Recent research reveals these organizations, funded in part by the Chinese embassy in London, may also serve as tools for transnational repression, surveilling Chinese students and stifling dissent. One example includes a mobile app developed by the China Service Centre for Scholarly Exchange that offers financial rewards to students who register their location daily, along with their activities involving CSSA, consulate or embassy-run events, further entrenching a culture of surveillance and control. Points are likewise deducted for “extreme political or separatist rhetoric,” and “words or deeds that undermine national security and ethnic unity.”

The implications for safety and free speech among Chinese nationals in the U.K. are troubling.
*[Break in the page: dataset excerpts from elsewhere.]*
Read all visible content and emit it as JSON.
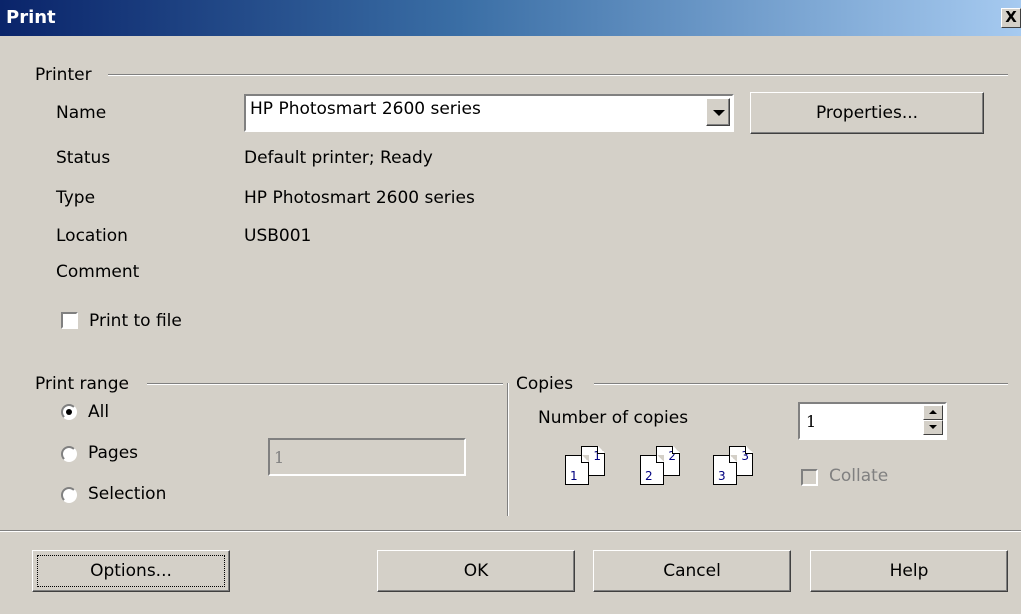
{
  "window": {
    "title": "Print",
    "close_glyph": "X"
  },
  "printer": {
    "group_label": "Printer",
    "name_label": "Name",
    "name_value": "HP Photosmart 2600 series",
    "properties_button": "Properties...",
    "status_label": "Status",
    "status_value": "Default printer; Ready",
    "type_label": "Type",
    "type_value": "HP Photosmart 2600 series",
    "location_label": "Location",
    "location_value": "USB001",
    "comment_label": "Comment",
    "print_to_file_label": "Print to file",
    "print_to_file_checked": false
  },
  "print_range": {
    "group_label": "Print range",
    "options": [
      "All",
      "Pages",
      "Selection"
    ],
    "selected": "All",
    "pages_value": "1"
  },
  "copies": {
    "group_label": "Copies",
    "number_label": "Number of copies",
    "number_value": "1",
    "collate_label": "Collate",
    "collate_checked": false,
    "collate_enabled": false,
    "page_numbers": [
      "1",
      "2",
      "3"
    ]
  },
  "buttons": {
    "options": "Options...",
    "ok": "OK",
    "cancel": "Cancel",
    "help": "Help"
  },
  "colors": {
    "titlebar_start": "#0a246a",
    "titlebar_end": "#a6caf0",
    "face": "#d4d0c8"
  }
}
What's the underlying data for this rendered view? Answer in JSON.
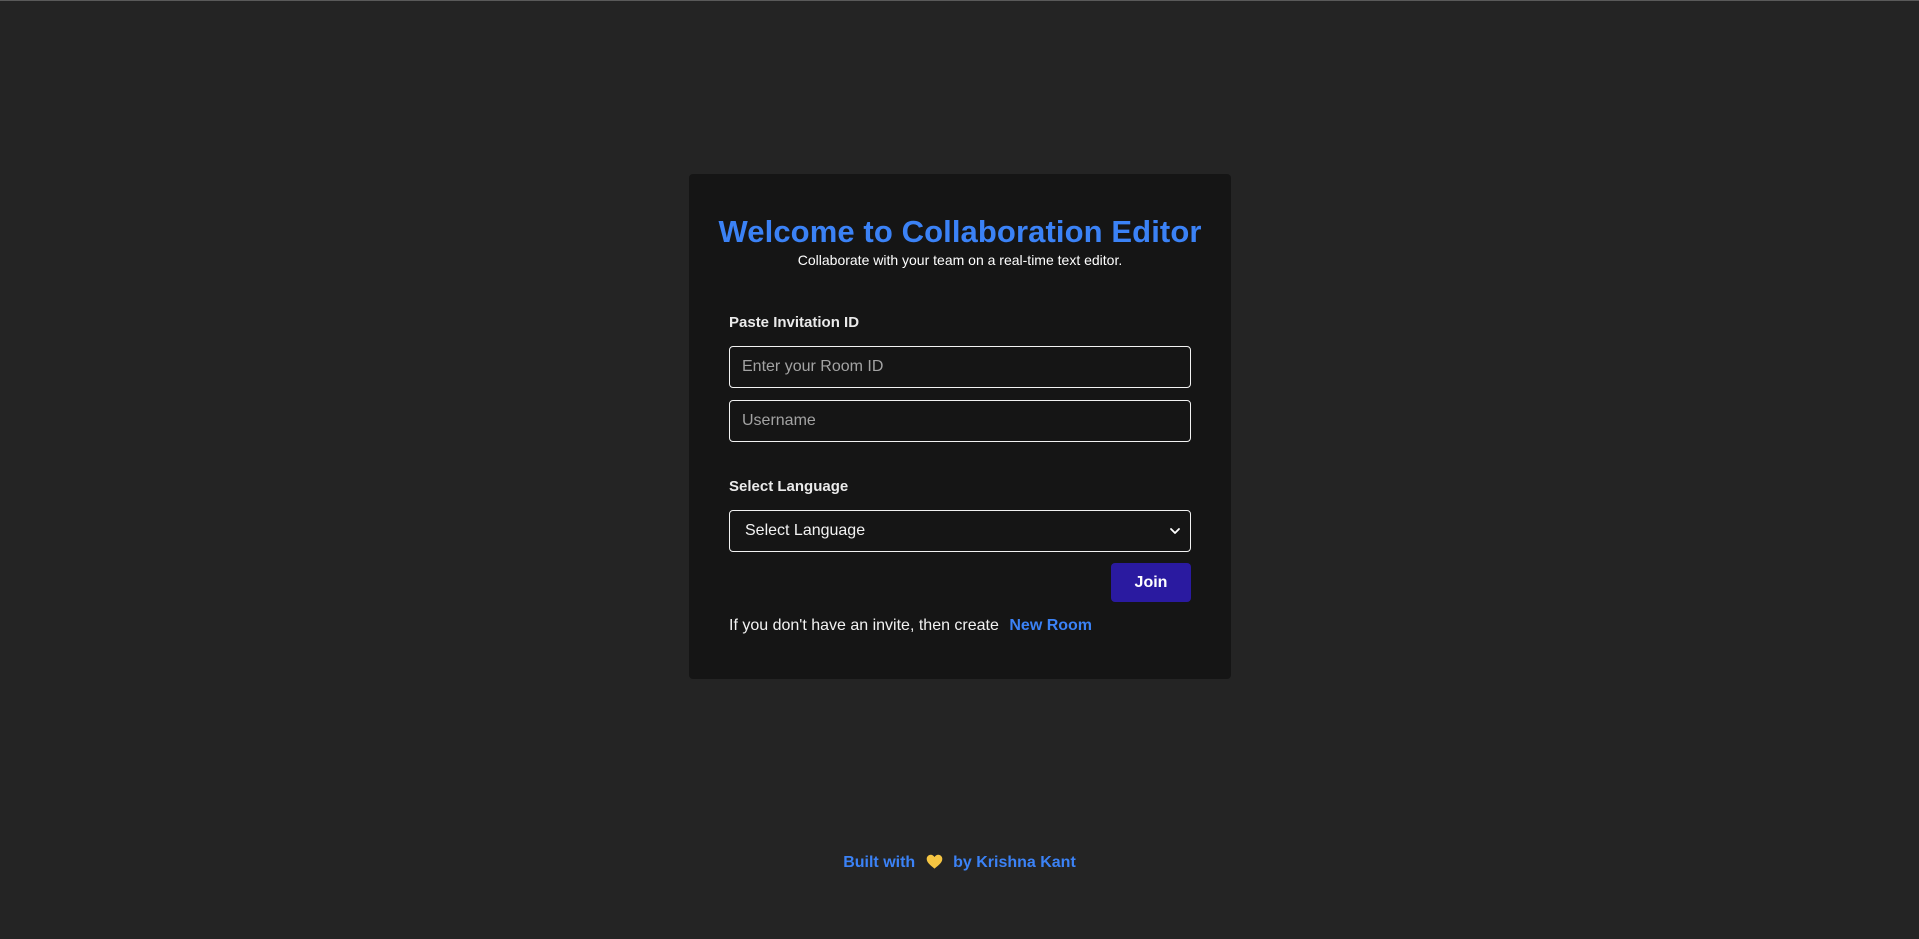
{
  "card": {
    "title": "Welcome to Collaboration Editor",
    "subtitle": "Collaborate with your team on a real-time text editor."
  },
  "form": {
    "invite_label": "Paste Invitation ID",
    "room_id": {
      "value": "",
      "placeholder": "Enter your Room ID"
    },
    "username": {
      "value": "",
      "placeholder": "Username"
    },
    "language_label": "Select Language",
    "language_select": {
      "selected": "Select Language",
      "icon": "chevron-down-icon"
    },
    "join_label": "Join"
  },
  "create_prompt": {
    "text": "If you don't have an invite, then create",
    "link_label": "New Room"
  },
  "footer": {
    "prefix": "Built with",
    "icon": "heart-icon",
    "suffix": "by Krishna Kant"
  },
  "colors": {
    "page_background": "#242424",
    "card_background": "#151515",
    "accent": "#3b82f6",
    "button": "#2a1aa0",
    "heart": "#f5c542"
  }
}
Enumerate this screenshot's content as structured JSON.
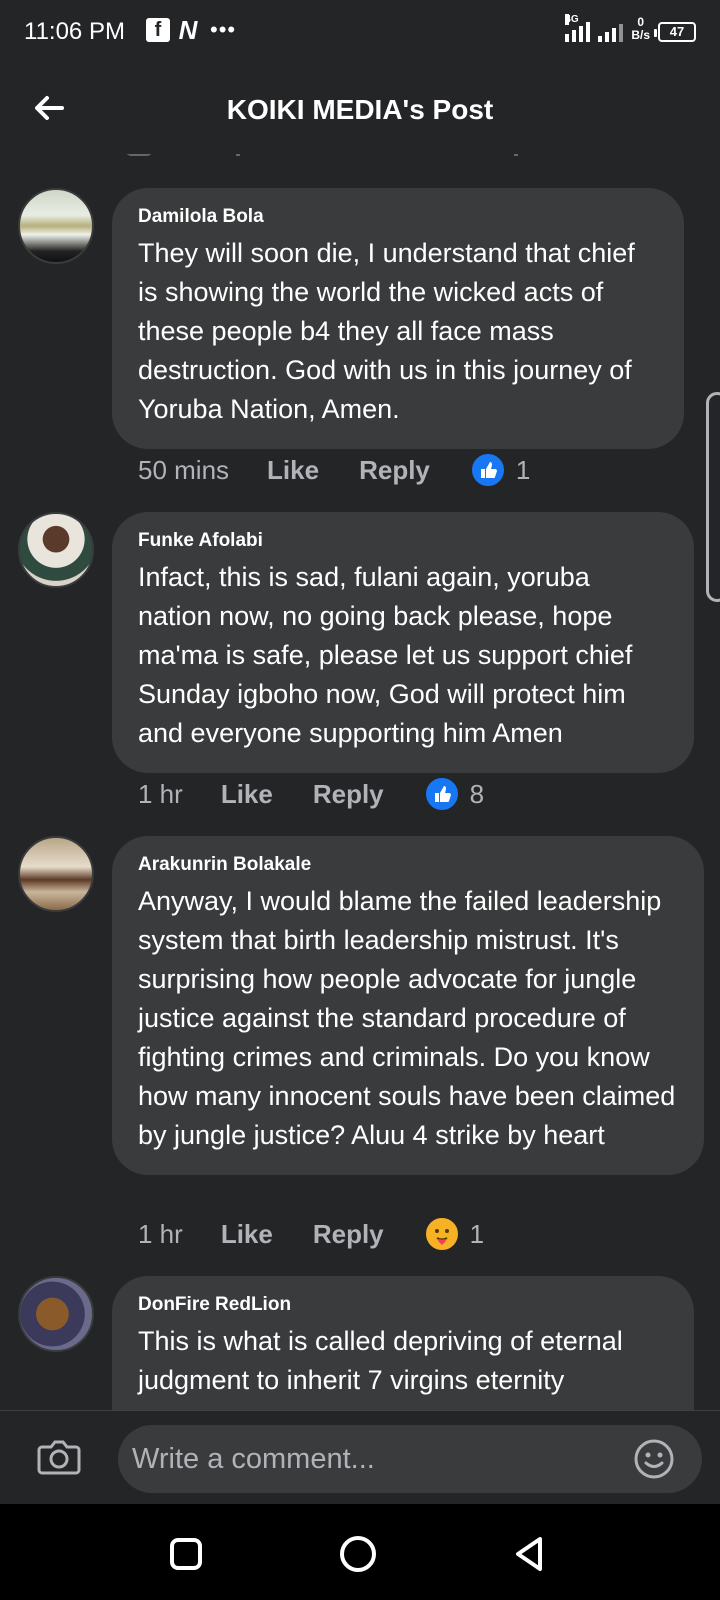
{
  "status_bar": {
    "time": "11:06 PM",
    "apps": [
      "facebook-icon",
      "n-app-icon",
      "more-dots-icon"
    ],
    "network_type": "4G",
    "net_speed_value": "0",
    "net_speed_unit": "B/s",
    "battery": "47"
  },
  "header": {
    "title": "KOIKI MEDIA's Post",
    "back_icon": "arrow-left-icon"
  },
  "comments": [
    {
      "author": "Damilola Bola",
      "text": "They will soon die, I understand that chief is showing the world the wicked acts of these people b4 they all face mass destruction. God with us in this journey of Yoruba Nation, Amen.",
      "time": "50 mins",
      "like_label": "Like",
      "reply_label": "Reply",
      "reaction": "like",
      "reaction_count": "1"
    },
    {
      "author": "Funke Afolabi",
      "text": "Infact, this is sad, fulani again, yoruba nation now, no going back please, hope ma'ma is safe, please let us support chief Sunday igboho now, God will protect him and everyone supporting him Amen",
      "time": "1 hr",
      "like_label": "Like",
      "reply_label": "Reply",
      "reaction": "like",
      "reaction_count": "8"
    },
    {
      "author": "Arakunrin Bolakale",
      "text": "Anyway, I would blame the failed leadership system that birth leadership mistrust. It's surprising how people advocate for jungle justice against the standard procedure of fighting crimes and criminals. Do you know how many innocent souls have been claimed by jungle justice? Aluu 4 strike by heart",
      "time": "1 hr",
      "like_label": "Like",
      "reply_label": "Reply",
      "reaction": "care",
      "reaction_count": "1"
    },
    {
      "author": "DonFire RedLion",
      "text": "This is what is called depriving of  eternal judgment to inherit 7 virgins eternity",
      "time": "",
      "like_label": "",
      "reply_label": "",
      "reaction": "",
      "reaction_count": ""
    }
  ],
  "composer": {
    "placeholder": "Write a comment...",
    "camera_icon": "camera-icon",
    "emoji_icon": "emoji-icon"
  },
  "nav_bar": {
    "buttons": [
      "recents-square-icon",
      "home-circle-icon",
      "back-triangle-icon"
    ]
  },
  "colors": {
    "background": "#242526",
    "bubble": "#3a3b3c",
    "text_primary": "#ffffff",
    "text_secondary": "#b0b3b8",
    "like_blue": "#1877f2",
    "care_yellow": "#f7b125"
  }
}
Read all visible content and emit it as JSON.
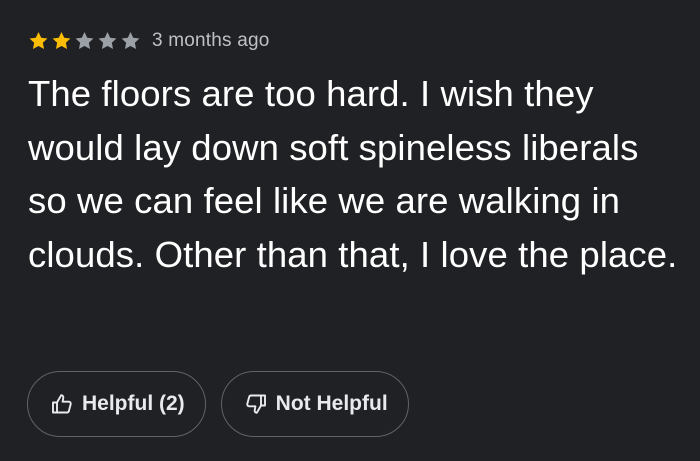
{
  "review": {
    "rating": 2,
    "max_rating": 5,
    "star_filled_color": "#fbbc04",
    "star_empty_color": "#9aa0a6",
    "timestamp": "3 months ago",
    "text": "The floors are too hard. I wish they would lay down soft spineless liberals so we can feel like we are walking in clouds. Other than that, I love the place."
  },
  "actions": {
    "helpful_label": "Helpful (2)",
    "helpful_icon": "thumbs-up-icon",
    "not_helpful_label": "Not Helpful",
    "not_helpful_icon": "thumbs-down-icon"
  }
}
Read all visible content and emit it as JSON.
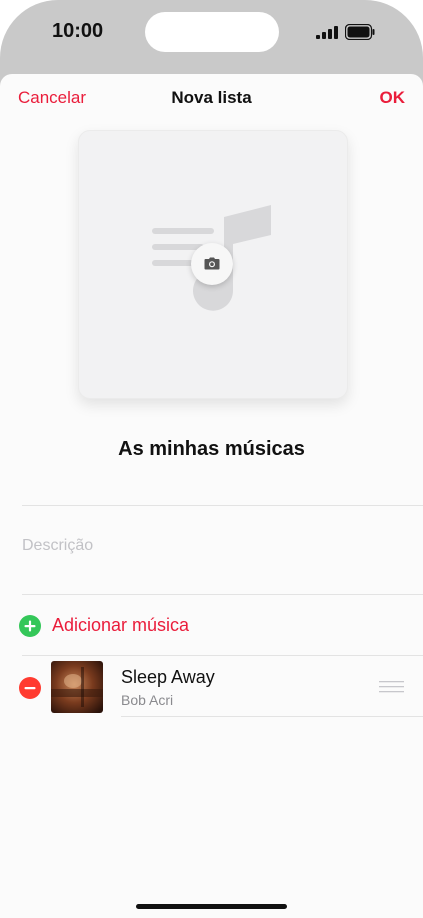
{
  "status_bar": {
    "time": "10:00"
  },
  "nav": {
    "cancel_label": "Cancelar",
    "title": "Nova lista",
    "ok_label": "OK"
  },
  "playlist": {
    "name": "As minhas músicas",
    "description_value": "",
    "description_placeholder": "Descrição"
  },
  "add_music": {
    "label": "Adicionar música"
  },
  "songs": [
    {
      "title": "Sleep Away",
      "artist": "Bob Acri"
    }
  ],
  "icons": {
    "camera": "camera-icon",
    "add": "plus-circle-icon",
    "remove": "minus-circle-icon",
    "drag": "reorder-handle-icon",
    "music_note": "music-note-icon"
  },
  "colors": {
    "accent": "#ea1d3b",
    "add_green": "#34c759",
    "remove_red": "#ff3b30"
  }
}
With a significant number of Chinese students seeking asylum in the U.K. due to fears of repression, university leaders are urged to confront the reality of state harassment and the negative potential of CSSAs on campus life. As CSSAs operate under the auspices of the Chinese Communist Party’s influence interface — the United Front Work Department — their activities can pose not only a threat to the integrity of academic freedom but also a risk to national security.

A 2023 report by journalist Anson Kwong, the most significant study on CSSAs in the U.K. to date, revealed their connections to the Chinese embassy and consulates, involvement in state recruitment and technology transfer, and instances of CSSA pressure on campuses, including accusations against non-Chinese students organizing events related to ethnic cleansing in Xinjiang (students were framed as supporting Uyghur terrorism).

Kwong’s research led him to conclude that CSSAs in the U.K. operate as a coordinated network serving the interests of the Chinese state — “studying abroad to serve the country.” Not just social groups, Kwong’s research showed how these organizations actively promoted the Chinese Communist Party while suppressing dissenting voices, particularly from Hong Kong and East Turkistan. CSSAs, he found, also operated recruitment drives aimed at luring U.K.-based Chinese intellectuals into sensitive research fields like AI and biotechnology, raising significant national security concerns.

Universities and student unions, warned Kwong, must recognize that CSSAs are interconnected and influenced by CSSAUK (Chinese Students & Scholars Association in the U.K.) and Chinese diplomats, necessitating a broader understanding of the systematic threat they pose to freedom of speech and the integrity of academic environments in the U.K.